ARE THERE PHILOSOPHY JOKES?
Of course! For example:
Waiter: “More wine M. Descartes?” Descartes: “I think not.” And then Descartes disappeared…
Nihilism means nothing to me.
What if you cross a philosopher with a gangster?
You get an offer you can’t understand…
Kleptomaniacs take things literally.
The philosophy professor enters on the day of the final exam and places a chair on the table at the front of the classroom, then writes on the whiteboard: “Using everything you have learned this semester, prove this chair does not exist.” Most of the students begin writing. One of them gets up after a minute, hands her paper to the professor, and leaves. Another student asks what the departing classmate wrote. The professor picks up her paper and reads: “What chair?”

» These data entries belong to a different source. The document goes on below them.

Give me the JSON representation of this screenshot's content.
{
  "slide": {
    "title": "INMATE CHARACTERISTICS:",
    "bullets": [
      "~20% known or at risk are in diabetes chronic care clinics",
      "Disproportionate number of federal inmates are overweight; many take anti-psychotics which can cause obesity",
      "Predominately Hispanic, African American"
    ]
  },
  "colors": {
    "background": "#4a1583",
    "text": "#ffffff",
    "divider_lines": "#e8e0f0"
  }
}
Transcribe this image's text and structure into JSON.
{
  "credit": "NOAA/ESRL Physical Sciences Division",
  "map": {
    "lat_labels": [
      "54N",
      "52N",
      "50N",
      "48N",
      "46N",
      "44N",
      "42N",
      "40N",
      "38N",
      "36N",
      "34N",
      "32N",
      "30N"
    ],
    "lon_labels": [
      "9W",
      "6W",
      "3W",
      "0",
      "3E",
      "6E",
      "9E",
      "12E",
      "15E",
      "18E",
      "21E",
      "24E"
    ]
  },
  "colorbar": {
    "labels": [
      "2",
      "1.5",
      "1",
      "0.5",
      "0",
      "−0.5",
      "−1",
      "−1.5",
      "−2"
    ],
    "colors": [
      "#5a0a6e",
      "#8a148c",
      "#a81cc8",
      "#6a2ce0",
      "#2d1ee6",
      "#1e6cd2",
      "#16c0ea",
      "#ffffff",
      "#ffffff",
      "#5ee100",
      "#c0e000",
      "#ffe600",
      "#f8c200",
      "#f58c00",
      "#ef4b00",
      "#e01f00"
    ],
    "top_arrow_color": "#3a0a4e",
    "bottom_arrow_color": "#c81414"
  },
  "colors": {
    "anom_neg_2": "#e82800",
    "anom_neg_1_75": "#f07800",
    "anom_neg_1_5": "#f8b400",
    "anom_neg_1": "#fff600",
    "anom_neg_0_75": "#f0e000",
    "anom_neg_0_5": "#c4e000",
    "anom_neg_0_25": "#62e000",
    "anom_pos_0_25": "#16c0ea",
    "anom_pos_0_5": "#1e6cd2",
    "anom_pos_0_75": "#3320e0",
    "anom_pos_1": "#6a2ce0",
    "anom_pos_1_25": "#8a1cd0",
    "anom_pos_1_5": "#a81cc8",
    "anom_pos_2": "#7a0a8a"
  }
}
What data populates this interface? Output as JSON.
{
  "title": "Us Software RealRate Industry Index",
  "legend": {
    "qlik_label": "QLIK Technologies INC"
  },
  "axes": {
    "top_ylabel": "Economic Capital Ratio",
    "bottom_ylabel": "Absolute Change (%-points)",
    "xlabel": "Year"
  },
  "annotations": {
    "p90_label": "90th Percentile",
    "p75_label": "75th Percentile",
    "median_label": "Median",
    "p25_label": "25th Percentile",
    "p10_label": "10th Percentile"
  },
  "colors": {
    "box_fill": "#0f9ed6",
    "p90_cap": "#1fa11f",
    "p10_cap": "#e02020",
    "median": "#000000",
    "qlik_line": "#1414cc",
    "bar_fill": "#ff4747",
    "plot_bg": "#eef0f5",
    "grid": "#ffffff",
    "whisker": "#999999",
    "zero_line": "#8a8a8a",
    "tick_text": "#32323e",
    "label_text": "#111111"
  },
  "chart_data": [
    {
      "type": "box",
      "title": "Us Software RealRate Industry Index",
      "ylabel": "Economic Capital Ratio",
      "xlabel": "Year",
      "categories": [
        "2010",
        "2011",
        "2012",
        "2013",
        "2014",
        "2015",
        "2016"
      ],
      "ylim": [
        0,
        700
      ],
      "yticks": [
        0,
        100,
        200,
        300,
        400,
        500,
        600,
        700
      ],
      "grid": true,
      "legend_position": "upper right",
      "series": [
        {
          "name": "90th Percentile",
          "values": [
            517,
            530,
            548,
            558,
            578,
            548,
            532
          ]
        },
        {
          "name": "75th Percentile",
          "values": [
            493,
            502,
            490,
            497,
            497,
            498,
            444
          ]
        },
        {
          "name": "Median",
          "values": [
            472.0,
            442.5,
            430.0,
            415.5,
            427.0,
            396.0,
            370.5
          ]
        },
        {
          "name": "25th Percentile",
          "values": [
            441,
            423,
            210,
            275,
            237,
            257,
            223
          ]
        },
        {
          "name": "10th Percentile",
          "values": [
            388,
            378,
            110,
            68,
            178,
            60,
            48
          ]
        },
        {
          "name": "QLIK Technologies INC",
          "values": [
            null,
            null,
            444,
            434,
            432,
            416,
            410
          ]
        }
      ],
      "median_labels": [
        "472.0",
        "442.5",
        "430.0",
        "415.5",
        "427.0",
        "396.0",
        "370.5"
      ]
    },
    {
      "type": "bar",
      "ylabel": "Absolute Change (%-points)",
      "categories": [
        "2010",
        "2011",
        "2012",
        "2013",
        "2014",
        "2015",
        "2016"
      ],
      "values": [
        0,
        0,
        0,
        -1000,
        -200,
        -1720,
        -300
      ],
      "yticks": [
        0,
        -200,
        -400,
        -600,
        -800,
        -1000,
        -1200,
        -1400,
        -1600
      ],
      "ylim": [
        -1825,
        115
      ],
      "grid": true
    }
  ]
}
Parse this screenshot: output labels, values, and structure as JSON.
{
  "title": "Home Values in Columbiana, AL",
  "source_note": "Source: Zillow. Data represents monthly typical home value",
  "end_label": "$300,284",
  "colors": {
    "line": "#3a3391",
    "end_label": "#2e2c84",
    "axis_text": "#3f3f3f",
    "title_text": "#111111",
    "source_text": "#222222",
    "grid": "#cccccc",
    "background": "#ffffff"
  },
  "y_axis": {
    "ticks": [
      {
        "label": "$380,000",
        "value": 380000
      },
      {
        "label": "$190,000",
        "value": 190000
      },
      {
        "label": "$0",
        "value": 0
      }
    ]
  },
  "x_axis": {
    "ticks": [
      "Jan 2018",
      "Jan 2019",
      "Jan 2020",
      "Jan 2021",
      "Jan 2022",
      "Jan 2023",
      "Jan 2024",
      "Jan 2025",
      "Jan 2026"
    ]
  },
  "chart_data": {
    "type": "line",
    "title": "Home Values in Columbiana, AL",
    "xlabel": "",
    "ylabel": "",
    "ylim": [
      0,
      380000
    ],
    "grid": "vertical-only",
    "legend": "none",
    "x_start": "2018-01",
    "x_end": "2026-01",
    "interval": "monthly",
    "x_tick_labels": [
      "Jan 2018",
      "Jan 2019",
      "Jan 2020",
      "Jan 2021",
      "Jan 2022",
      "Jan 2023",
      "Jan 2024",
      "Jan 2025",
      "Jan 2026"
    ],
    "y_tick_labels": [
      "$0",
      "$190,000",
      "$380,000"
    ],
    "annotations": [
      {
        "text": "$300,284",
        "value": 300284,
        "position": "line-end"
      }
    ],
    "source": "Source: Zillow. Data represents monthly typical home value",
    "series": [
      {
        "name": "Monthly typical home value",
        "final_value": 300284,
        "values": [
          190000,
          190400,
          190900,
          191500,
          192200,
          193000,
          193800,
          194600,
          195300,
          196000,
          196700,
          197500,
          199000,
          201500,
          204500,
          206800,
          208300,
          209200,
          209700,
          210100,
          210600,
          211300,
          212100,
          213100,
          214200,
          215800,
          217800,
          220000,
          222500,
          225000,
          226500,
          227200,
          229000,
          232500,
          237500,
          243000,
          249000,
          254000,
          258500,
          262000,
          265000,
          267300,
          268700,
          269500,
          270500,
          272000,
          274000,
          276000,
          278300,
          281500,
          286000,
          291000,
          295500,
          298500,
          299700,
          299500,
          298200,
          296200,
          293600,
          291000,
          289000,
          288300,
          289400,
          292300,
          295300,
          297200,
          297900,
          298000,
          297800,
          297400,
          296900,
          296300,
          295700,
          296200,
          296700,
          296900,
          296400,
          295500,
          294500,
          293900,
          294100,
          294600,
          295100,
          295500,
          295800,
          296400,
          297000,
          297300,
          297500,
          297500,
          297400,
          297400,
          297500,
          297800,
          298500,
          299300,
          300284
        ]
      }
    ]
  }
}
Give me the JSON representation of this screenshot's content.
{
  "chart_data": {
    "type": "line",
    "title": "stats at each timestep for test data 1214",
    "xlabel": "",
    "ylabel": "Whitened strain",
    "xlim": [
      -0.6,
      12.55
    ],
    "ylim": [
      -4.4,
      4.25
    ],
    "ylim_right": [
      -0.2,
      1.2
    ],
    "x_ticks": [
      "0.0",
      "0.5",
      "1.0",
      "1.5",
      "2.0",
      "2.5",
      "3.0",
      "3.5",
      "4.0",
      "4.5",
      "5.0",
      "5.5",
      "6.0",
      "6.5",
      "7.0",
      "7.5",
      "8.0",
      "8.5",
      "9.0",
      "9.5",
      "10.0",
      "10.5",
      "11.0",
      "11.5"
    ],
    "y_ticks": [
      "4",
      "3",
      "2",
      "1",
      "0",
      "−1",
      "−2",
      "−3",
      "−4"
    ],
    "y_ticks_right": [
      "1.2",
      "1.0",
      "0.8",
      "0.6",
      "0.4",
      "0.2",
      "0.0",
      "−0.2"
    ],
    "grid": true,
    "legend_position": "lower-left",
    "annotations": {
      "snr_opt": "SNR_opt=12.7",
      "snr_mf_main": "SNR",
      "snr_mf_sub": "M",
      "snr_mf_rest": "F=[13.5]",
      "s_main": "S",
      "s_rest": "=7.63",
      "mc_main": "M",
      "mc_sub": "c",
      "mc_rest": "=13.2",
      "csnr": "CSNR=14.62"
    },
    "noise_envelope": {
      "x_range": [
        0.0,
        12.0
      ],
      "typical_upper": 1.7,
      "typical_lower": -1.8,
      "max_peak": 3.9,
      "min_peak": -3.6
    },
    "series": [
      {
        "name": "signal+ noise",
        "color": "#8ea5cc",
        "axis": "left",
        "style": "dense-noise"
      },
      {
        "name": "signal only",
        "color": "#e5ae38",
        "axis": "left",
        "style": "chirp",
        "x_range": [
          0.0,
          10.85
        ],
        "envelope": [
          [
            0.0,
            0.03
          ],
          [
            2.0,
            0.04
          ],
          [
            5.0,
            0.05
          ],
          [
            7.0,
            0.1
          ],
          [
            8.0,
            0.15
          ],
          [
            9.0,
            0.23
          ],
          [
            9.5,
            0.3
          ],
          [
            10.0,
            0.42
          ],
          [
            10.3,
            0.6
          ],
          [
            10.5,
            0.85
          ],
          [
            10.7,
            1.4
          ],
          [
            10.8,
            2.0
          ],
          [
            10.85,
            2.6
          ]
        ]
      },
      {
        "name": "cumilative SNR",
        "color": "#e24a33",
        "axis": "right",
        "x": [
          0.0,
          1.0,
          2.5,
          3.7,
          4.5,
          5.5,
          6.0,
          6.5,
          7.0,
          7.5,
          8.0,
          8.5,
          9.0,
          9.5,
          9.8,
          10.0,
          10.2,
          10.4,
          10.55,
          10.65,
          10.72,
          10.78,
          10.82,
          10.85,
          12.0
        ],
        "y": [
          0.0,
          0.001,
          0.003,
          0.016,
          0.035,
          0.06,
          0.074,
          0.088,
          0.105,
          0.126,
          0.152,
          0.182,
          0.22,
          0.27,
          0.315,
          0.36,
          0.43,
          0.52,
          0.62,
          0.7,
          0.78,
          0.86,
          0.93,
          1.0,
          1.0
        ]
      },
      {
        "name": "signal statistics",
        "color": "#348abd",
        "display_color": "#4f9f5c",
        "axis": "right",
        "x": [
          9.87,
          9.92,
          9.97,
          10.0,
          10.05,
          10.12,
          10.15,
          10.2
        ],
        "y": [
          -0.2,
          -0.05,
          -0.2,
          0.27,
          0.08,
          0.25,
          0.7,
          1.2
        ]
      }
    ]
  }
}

Aristotle: To be is to do.
Sartre: To do is to be.
Sinatra: Do be do be do.
Theologian: “Philosophers are like a blind persons looking for something that isn’t there.”
Philosopher: “Perhaps; but if they were theologians, they’d find it!”
A voice came to Charlie Brown, saying: “Cheer up. Things could be worse.” So he cheered up and, sure enough, things got worse…
Three men die in December and find themselves at the Gates. They’re told they must each contribute a reminder of christmas. The first says, “Jingle Bells.” The second says, “White Christmas.” The third fishes a pair of panties from his pocket and says, “These are Carol’s”
The dyslexic philosophy student decided he was “DOG”
The most important quality for life is sincerity. So, if you can fake that, you’ve got it made…
How do you get a philosophy major off your front porch?
Pay him for the pizza.
Finally:
Two guys walk into a bar. The third one ducks.